Rafe didn’t say anything. He stared at the ceiling.

 

“What is it?” she asked.

 

“I knew Carter was in trouble. I told him not to drink anything, but I should have gotten him out right then. Except I knew you were in danger. More danger than you thought.”

 

“I wasn’t.”

 

“You were!”

 

She flinched from his sudden rage. He wrapped his arms around her tight; she put her palm over his pounding heart.

 

Maybe she was threatened. She had certainly been in pain, but they hadn’t gotten in.

 

“You can take care of yourself, I know that,” he said. “But sometimes you push it. You don’t care what happens to you as long as you stop them. But I care.”

 

“I had a death wish for a long time after Peter was killed,” Moira admitted. “But not anymore.” She rolled on top of him and kissed him firmly. “I have too much to live for.” She kissed him again, then settled back down. “I have a responsibility to send the Seven Deadly Sins back to Hell.
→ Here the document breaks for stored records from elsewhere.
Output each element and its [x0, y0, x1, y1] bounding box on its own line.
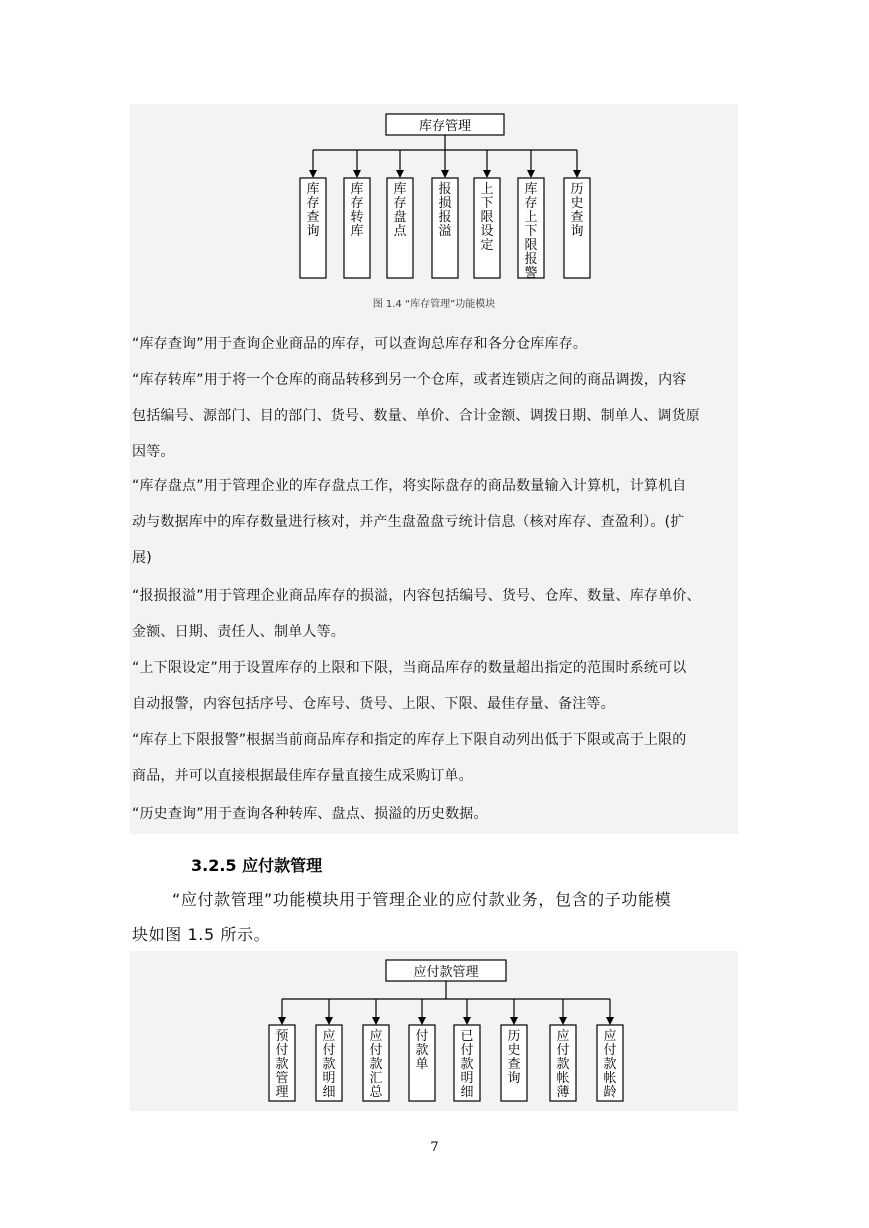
child-label: 应付款汇总: [369, 1029, 383, 1100]
page-number: 7: [430, 1140, 439, 1155]
arrowhead-icon: [441, 170, 449, 178]
arrowhead-icon: [309, 170, 317, 178]
child-label: 历史查询: [570, 182, 584, 239]
text-line: 自动报警，内容包括序号、仓库号、货号、上限、下限、最佳存量、备注等。: [132, 696, 615, 712]
arrowhead-icon: [527, 170, 535, 178]
child-label: 应付款明细: [322, 1029, 336, 1100]
text-line: “库存上下限报警”根据当前商品库存和指定的库存上下限自动列出低于下限或高于上限的: [132, 732, 687, 748]
text-line: 因等。: [132, 444, 175, 460]
child-label: 历史查询: [507, 1029, 521, 1086]
figure1-root-label: 库存管理: [418, 119, 472, 134]
arrowhead-icon: [510, 1017, 518, 1025]
text-line: 金额、日期、责任人、制单人等。: [132, 624, 345, 640]
child-label: 应付款帐薄: [556, 1029, 570, 1100]
arrowhead-icon: [372, 1017, 380, 1025]
arrowhead-icon: [573, 170, 581, 178]
text-line: “报损报溢”用于管理企业商品库存的损溢，内容包括编号、货号、仓库、数量、库存单价、: [132, 588, 701, 604]
child-label: 库存转库: [350, 182, 364, 239]
paragraph-inventory-count: [132, 468, 740, 576]
arrowhead-icon: [606, 1017, 614, 1025]
child-label: 付款单: [415, 1029, 429, 1072]
figure2-diagram: [0, 950, 869, 1110]
arrowhead-icon: [278, 1017, 286, 1025]
child-label: 报损报溢: [438, 182, 452, 239]
text-line: “历史查询”用于查询各种转库、盘点、损溢的历史数据。: [132, 806, 488, 822]
child-label: 上下限设定: [480, 182, 494, 253]
paragraph-limit-alarm: [132, 722, 740, 794]
text-line: “库存盘点”用于管理企业的库存盘点工作，将实际盘存的商品数量输入计算机，计算机自: [132, 478, 687, 494]
child-label: 库存盘点: [393, 182, 407, 239]
paragraph-inventory-transfer: [132, 362, 740, 470]
child-label: 库存查询: [306, 182, 320, 239]
figure2-root-label: 应付款管理: [413, 965, 479, 980]
child-label: 已付款明细: [460, 1029, 474, 1100]
arrowhead-icon: [463, 1017, 471, 1025]
figure1-diagram: [0, 0, 869, 300]
text-line: “库存转库”用于将一个仓库的商品转移到另一个仓库，或者连锁店之间的商品调拨，内容: [132, 372, 687, 388]
text-line: 展): [132, 550, 152, 566]
arrowhead-icon: [396, 170, 404, 178]
paragraph-limit-setting: [132, 650, 740, 722]
arrowhead-icon: [559, 1017, 567, 1025]
arrowhead-icon: [483, 170, 491, 178]
text-line: 包括编号、源部门、目的部门、货号、数量、单价、合计金额、调拨日期、制单人、调货原: [132, 408, 700, 424]
child-label: 库存上下限报警: [524, 182, 538, 281]
text-line: “库存查询”用于查询企业商品的库存，可以查询总库存和各分仓库库存。: [132, 336, 588, 352]
section-heading: 3.2.5 应付款管理: [191, 856, 323, 875]
arrowhead-icon: [325, 1017, 333, 1025]
text-line: “上下限设定”用于设置库存的上限和下限，当商品库存的数量超出指定的范围时系统可以: [132, 660, 687, 676]
text-line: 动与数据库中的库存数量进行核对，并产生盘盈盘亏统计信息（核对库存、查盈利）。(扩: [132, 514, 685, 530]
child-label: 预付款管理: [275, 1029, 289, 1100]
paragraph-history-query: [132, 796, 740, 832]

We face evil that most people don’t even believe exists. I hate it, but I can’t turn my back on it. But I promise not to be reckless. Not when I have you to live for.”

 

“You have more than me.” Rafe stroked her back, giving her more love and comfort in the easy caress than she had before she’d met him.

 

“But you’re the most important. Before you, I really didn’t care about anyone or anything except finding my mother and stopping her. But now? I dare to see a future. Because of you, I have hope I never believed in.”

 

As Moira drifted off to sleep, one leg and one arm draped over his body, Rafe considered his true motives in choosing to help Moira first, over Carter. At the time he’d been so irritated—angry—at the cop for how he treated Moira, how he looked at her, how he touched her. Jealousy, plain and simple. A feeling so completely foreign to Rafe he didn’t know how to deal with it. It didn’t help that Moira was striking. She’d never flaunted her sex appeal—he doubted she even gave it any thought—until tonight. But when she needed to, she used everything at her disposal. And tonight, that meant her body and her beauty.

 

He mentally ran through what happened when he saw Moira on the dance floor with the blonde, Tessa Standler. He’d then realized it wasn’t Rex who was the greatest danger to Moira, it was Tessa. Every cell in his body had pushed him to get Moira away from her. He acted without conscious thought. Pure, primal instinct.

 

Because he knew what Tessa was. A vampire. Not the Hollywood immortal sleep in a coffin vampire, but a devout follower of Baphomet, the Blood Demon. She had power that was not simple magic. The negative energy that Moira had felt was Tessa and her sphere of influence. The evil oozed out of her, surrounded her, and she could draw it in at any time and use it against anyone she chose.

 

Rafe not only knew what Tessa was, he knew her endgame. She was preparing herself to become a vessel for Baphomet. She was seeking immortality, and would have it as long as Baphomet was satiated.

 

This wasn’t the first time Rafe had known something he shouldn’t know. And the more it happened, the more he feared what he was becoming.